The final output is a single file - tea/A2TEA_finished.RData.
This file can be used in R by using the load() command.
Doing this, provides several seperate objects in your R environment containing all results in a compact form factor:

• HYPOTHESES.a2tea - List object with one S4 object per hypothesis. Each S4 object contains several layers of nested information.
  E.g. HYPOTHESES.a2tea$hypothesis_2@expanded_OGs$N0.HOG0001225 would refer to a specific expanded orthologous group and S4 data object that contains:
  • blast_table (complete blast results for HOG genes & extended BLAST hits)
  • add_OG_analysis (includes msa, tree and gene info for expanded OG and additional OGs based on best BLAST hits) See the class definitions below for more details.
• HOG_level_list - List object with one dataframe/tibble per hypothesis. Info includes Orthologous group, # genes per species, boolean expansion info, # of significant diff. exp. genes and more. Last n list element is a non-redundant superset of all species analyzed over all formulated hypothesis. This makes it easy to create a comparison set e.g. conserved OGs of all species to which the hypothesis then can be compared.
• HOG_DE.a2tea - Dataframe/Tibble with DESeq2 results for all genes + additional columns
• A2TEA.fa.seqs - Non-redundant list object containg corresponding AA fasta sequences of all genes/transcripts in the final analysis. (includes those of exp. OGs + those in additonal BLAST hits & additional OGs based on user chosen parameters).
• SFA/SFA_OG_level - gene/transcript level tables that contains functional predicitons (human readable & GO terms) - see AHRD info
• hypotheses - a copy of the user defined hypotheses definitions for the underlying workflow run
• all_speciesTree - phylogenetic tree of all species in the workflow run (non-redundant superset of hypotheses) as inferred Orthofinder/STAG/Stride

You can use the the A2TEA_finished.RData output in your own R terminal/Rstudio or use our A2TEA.WebApp which was specifically designed to allow for interactive inspection, visualization, filtering & export of the results and subsets. We feature a tutorial for its usage and details on how to work with the results of a A2TEA.Workflow analysis run.

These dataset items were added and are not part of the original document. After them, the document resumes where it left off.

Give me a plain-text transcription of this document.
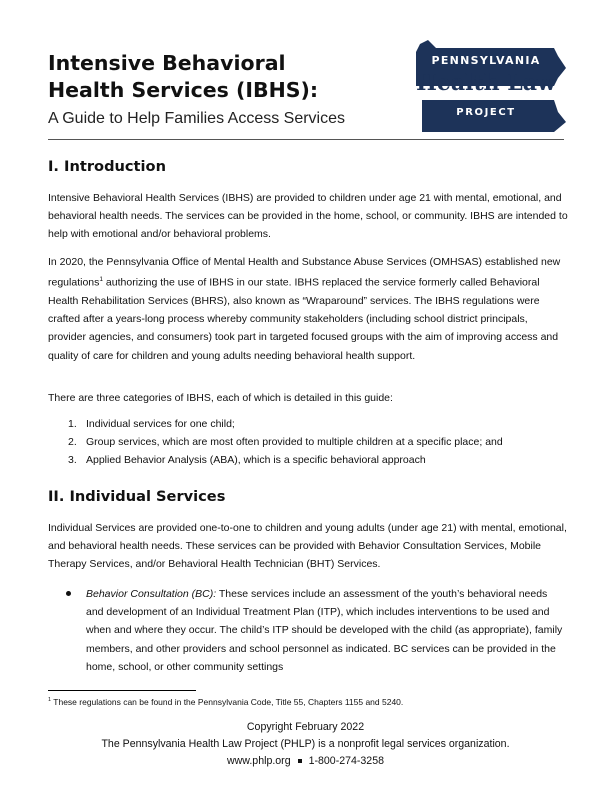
Intensive Behavioral
Health Services (IBHS):

A Guide to Help Families Access Services

PENNSYLVANIA
Health Law
PROJECT
I. Introduction

Intensive Behavioral Health Services (IBHS) are provided to children under age 21 with mental, emotional, and behavioral health needs. The services can be provided in the home, school, or community. IBHS are intended to help with emotional and/or behavioral problems.

In 2020, the Pennsylvania Office of Mental Health and Substance Abuse Services (OMHSAS) established new regulations$^1$ authorizing the use of IBHS in our state. IBHS replaced the service formerly called Behavioral Health Rehabilitation Services (BHRS), also known as “Wraparound” services. The IBHS regulations were crafted after a years-long process whereby community stakeholders (including school district principals, provider agencies, and consumers) took part in targeted focused groups with the aim of improving access and quality of care for children and young adults needing behavioral health support.

There are three categories of IBHS, each of which is detailed in this guide:

1. Individual services for one child;
2. Group services, which are most often provided to multiple children at a specific place; and
3. Applied Behavior Analysis (ABA), which is a specific behavioral approach
II. Individual Services

Individual Services are provided one-to-one to children and young adults (under age 21) with mental, emotional, and behavioral health needs. These services can be provided with Behavior Consultation Services, Mobile Therapy Services, and/or Behavioral Health Technician (BHT) Services.

Behavior Consultation (BC): These services include an assessment of the youth’s behavioral needs and development of an Individual Treatment Plan (ITP), which includes interventions to be used and when and where they occur. The child’s ITP should be developed with the child (as appropriate), family members, and other providers and school personnel as indicated. BC services can be provided in the home, school, or other community settings

$^1$ These regulations can be found in the Pennsylvania Code, Title 55, Chapters 1155 and 5240.

Copyright February 2022

The Pennsylvania Health Law Project (PHLP) is a nonprofit legal services organization.

www.phlp.org 1-800-274-3258
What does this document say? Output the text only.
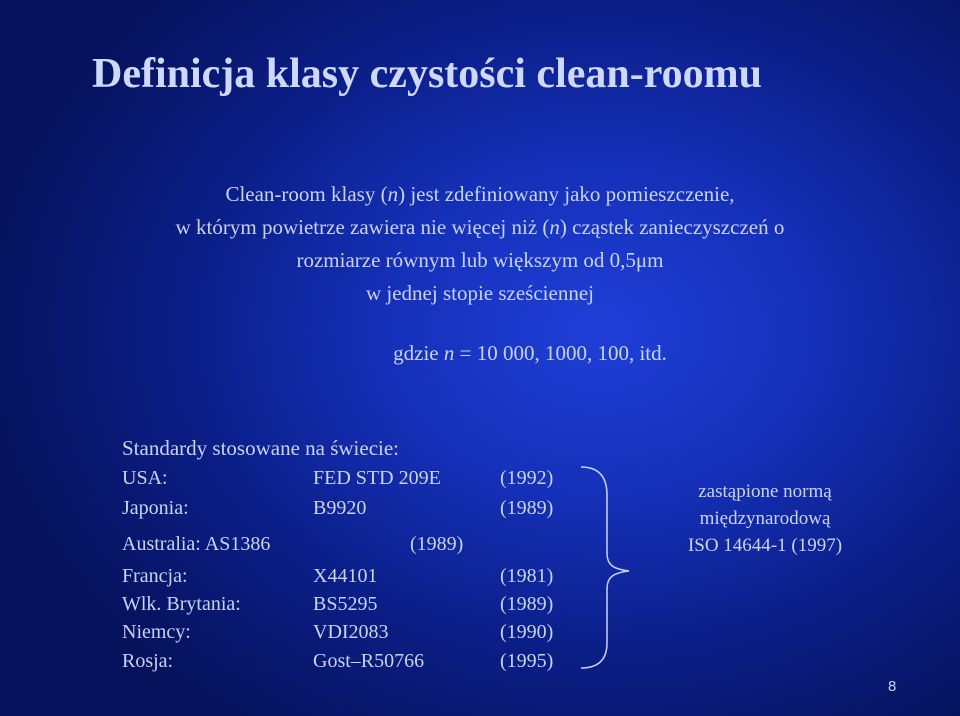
Definicja klasy czystości clean-roomu
Clean-room klasy (n) jest zdefiniowany jako pomieszczenie,
w którym powietrze zawiera nie więcej niż (n) cząstek zanieczyszczeń o
rozmiarze równym lub większym od 0,5μm
w jednej stopie sześciennej
gdzie n = 10 000, 1000, 100, itd.
Standardy stosowane na świecie:
USA:	FED STD 209E	(1992)
Japonia:	B9920	(1989)
Australia: AS1386	(1989)
Francja:	X44101	(1981)
Wlk. Brytania:	BS5295	(1989)
Niemcy:	VDI2083	(1990)
Rosja:	Gost–R50766	(1995)
zastąpione normą
międzynarodową
ISO 14644-1 (1997)
8
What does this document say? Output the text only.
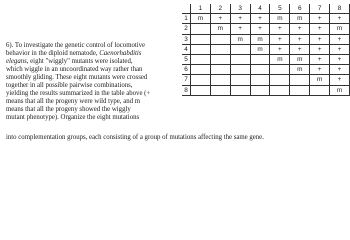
6). To investigate the genetic control of locomotive
behavior in the diploid nematode, Caenorhabditis
elegans, eight "wiggly" mutants were isolated,
which wiggle in an uncoordinated way rather than
smoothly gliding. These eight mutants were crossed
together in all possible pairwise combinations,
yielding the results summarized in the table above (+
means that all the progeny were wild type, and m
means that all the progeny showed the wiggly
mutant phenotype). Organize the eight mutations
into complementation groups, each consisting of a group of mutations affecting the same gene.
	1	2	3	4	5	6	7	8
1	m	+	+	+	m	m	+	+
2		m	+	+	+	+	+	m
3			m	m	+	+	+	+
4				m	+	+	+	+
5					m	m	+	+
6						m	+	+
7							m	+
8								m
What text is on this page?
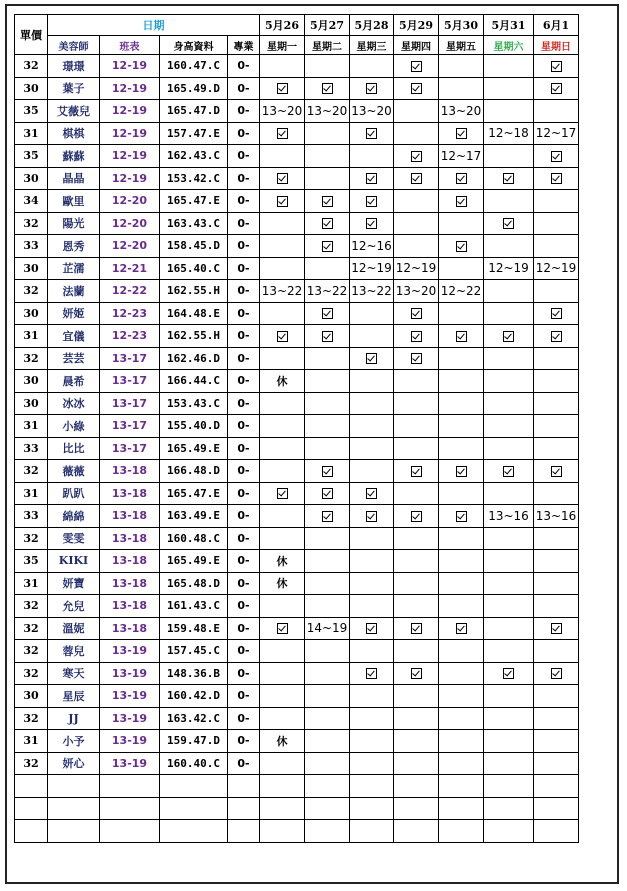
單價	日期				5月26	5月27	5月28	5月29	5月30	5月31	6月1
	美容師	班表	身高資料	專業	星期一	星期二	星期三	星期四	星期五	星期六	星期日
32	璟璟	12-19	160.47.C	0-							
30	葉子	12-19	165.49.D	0-							
35	艾薇兒	12-19	165.47.D	0-	13~20	13~20	13~20		13~20		
31	棋棋	12-19	157.47.E	0-						12~18	12~17
35	蘇蘇	12-19	162.43.C	0-					12~17		
30	晶晶	12-19	153.42.C	0-							
34	歐里	12-20	165.47.E	0-							
32	陽光	12-20	163.43.C	0-							
33	恩秀	12-20	158.45.D	0-			12~16				
30	芷濡	12-21	165.40.C	0-			12~19	12~19		12~19	12~19
32	法蘭	12-22	162.55.H	0-	13~22	13~22	13~22	13~20	12~22		
30	妍姬	12-23	164.48.E	0-							
31	宜儀	12-23	162.55.H	0-							
32	芸芸	13-17	162.46.D	0-							
30	晨希	13-17	166.44.C	0-	休						
30	冰冰	13-17	153.43.C	0-							
31	小綠	13-17	155.40.D	0-							
33	比比	13-17	165.49.E	0-							
32	薇薇	13-18	166.48.D	0-							
31	趴趴	13-18	165.47.E	0-							
33	綿綿	13-18	163.49.E	0-						13~16	13~16
32	雯雯	13-18	160.48.C	0-							
35	KIKI	13-18	165.49.E	0-	休						
31	妍寶	13-18	165.48.D	0-	休						
32	允兒	13-18	161.43.C	0-							
32	溫妮	13-18	159.48.E	0-		14~19					
32	蓉兒	13-19	157.45.C	0-							
32	寒天	13-19	148.36.B	0-							
30	星辰	13-19	160.42.D	0-							
32	JJ	13-19	163.42.C	0-							
31	小予	13-19	159.47.D	0-	休						
32	妍心	13-19	160.40.C	0-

For R console work with obtained results the bare requirement is to run the following code chunk defining the classes.

#required packages for classes
library(readr)
library(Biostrings)
library(treeio)


# define necessary classes
# class for the expanded_OG - containing all different types of data we have on it
setClass("expanded_OG", slots=list(blast_table="tbl_df",
                                   add_OG_analysis="list"))

# class for the hypothese
setClass("hypothesis", slots=list(description="character", 
                                  number="character",
                                  expanded_in ="character", 
                                  compared_to="character", 
                                  expanded_OGs="list",
                                  species_tree="phylo"))

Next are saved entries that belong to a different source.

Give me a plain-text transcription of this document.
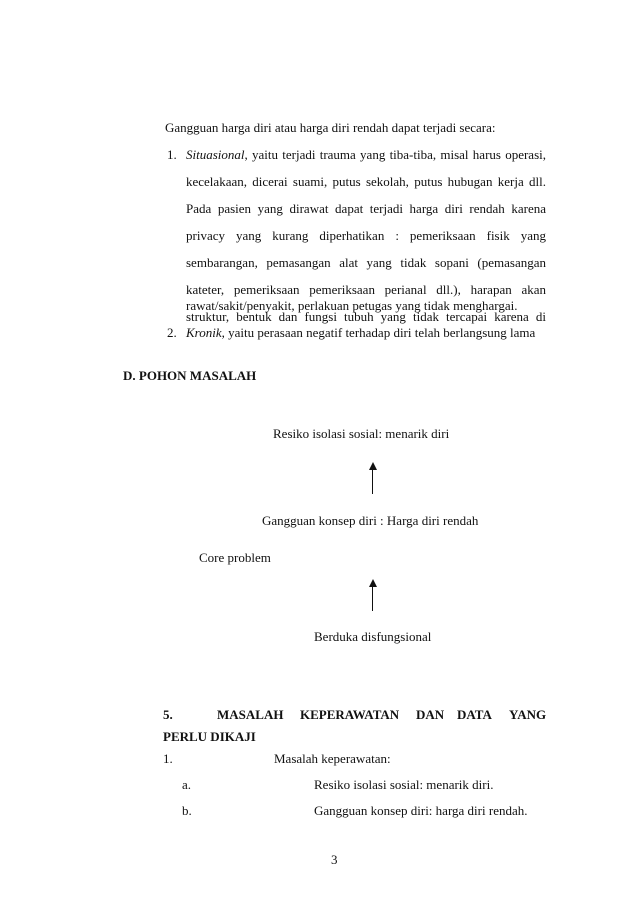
Gangguan harga diri atau harga diri rendah dapat terjadi secara:
1. Situasional, yaitu terjadi trauma yang tiba-tiba, misal harus operasi,
kecelakaan, dicerai suami, putus sekolah, putus hubugan kerja dll.
Pada pasien yang dirawat dapat terjadi harga diri rendah karena
privacy yang kurang diperhatikan : pemeriksaan fisik yang
sembarangan, pemasangan alat yang tidak sopani (pemasangan
kateter, pemeriksaan pemeriksaan perianal dll.), harapan akan
struktur, bentuk dan fungsi tubuh yang tidak tercapai karena di
rawat/sakit/penyakit, perlakuan petugas yang tidak menghargai.
2. Kronik, yaitu perasaan negatif terhadap diri telah berlangsung lama
D. POHON MASALAH
Resiko isolasi sosial: menarik diri
Gangguan konsep diri : Harga diri rendah
Core problem
Berduka disfungsional
5.	MASALAH KEPERAWATAN DAN DATA YANG
PERLU DIKAJI
1.	Masalah keperawatan:
a.	Resiko isolasi sosial: menarik diri.
b.	Gangguan konsep diri: harga diri rendah.
3
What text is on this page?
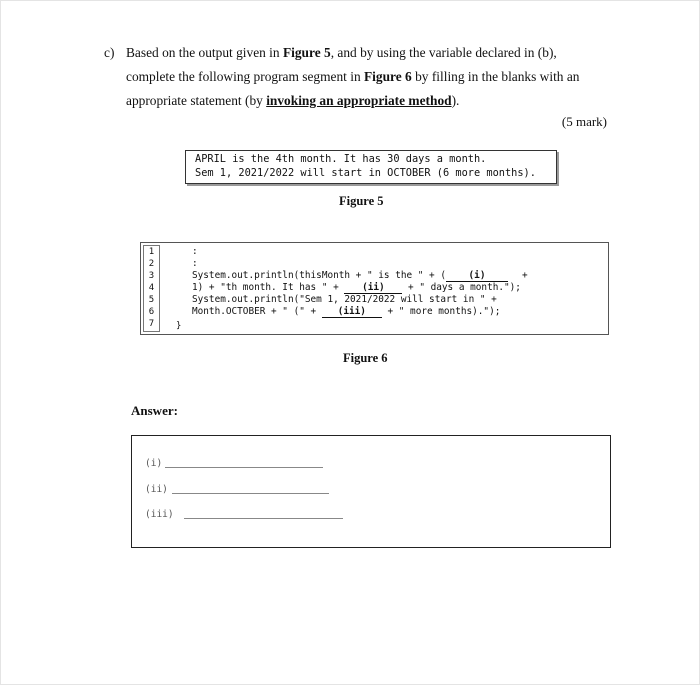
c) Based on the output given in Figure 5, and by using the variable declared in (b),
complete the following program segment in Figure 6 by filling in the blanks with an
appropriate statement (by invoking an appropriate method).
(5 mark)
APRIL is the 4th month. It has 30 days a month.
Sem 1, 2021/2022 will start in OCTOBER (6 more months).
Figure 5
1
2
3
4
5
6
7	}
:
:
System.out.println(thisMonth + " is the " + ( (i)	+
1) + "th month. It has " + (ii) + " days a month.");
System.out.println("Sem 1, 2021/2022 will start in " +
Month.OCTOBER + " (" + (iii) + " more months).");
Figure 6
Answer:
(i)
(ii)
(iii)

#class for adding OGs analysis
setClass("add_OG_set",
         slots=list(genes="spec_tbl_df",
                    msa="AAStringSet", 
                    tree="phylo"
                   )
         )

Note that checkpoint rules (spawned due to DAG re-evaluation - e.g. unknown number of output files at the beginning of the workflow) are not included in this tree diagram. Between the "expansion" checkpoint and "expansion_checkpoint_finish" aggregation rule many jobs are spawned as here for each set of additionally considered orthologous groups of and incl. the expanded orthologous group (and per hypothesis) sequence extraction, multiple sequence alignments & phylogenetic tree building are performed.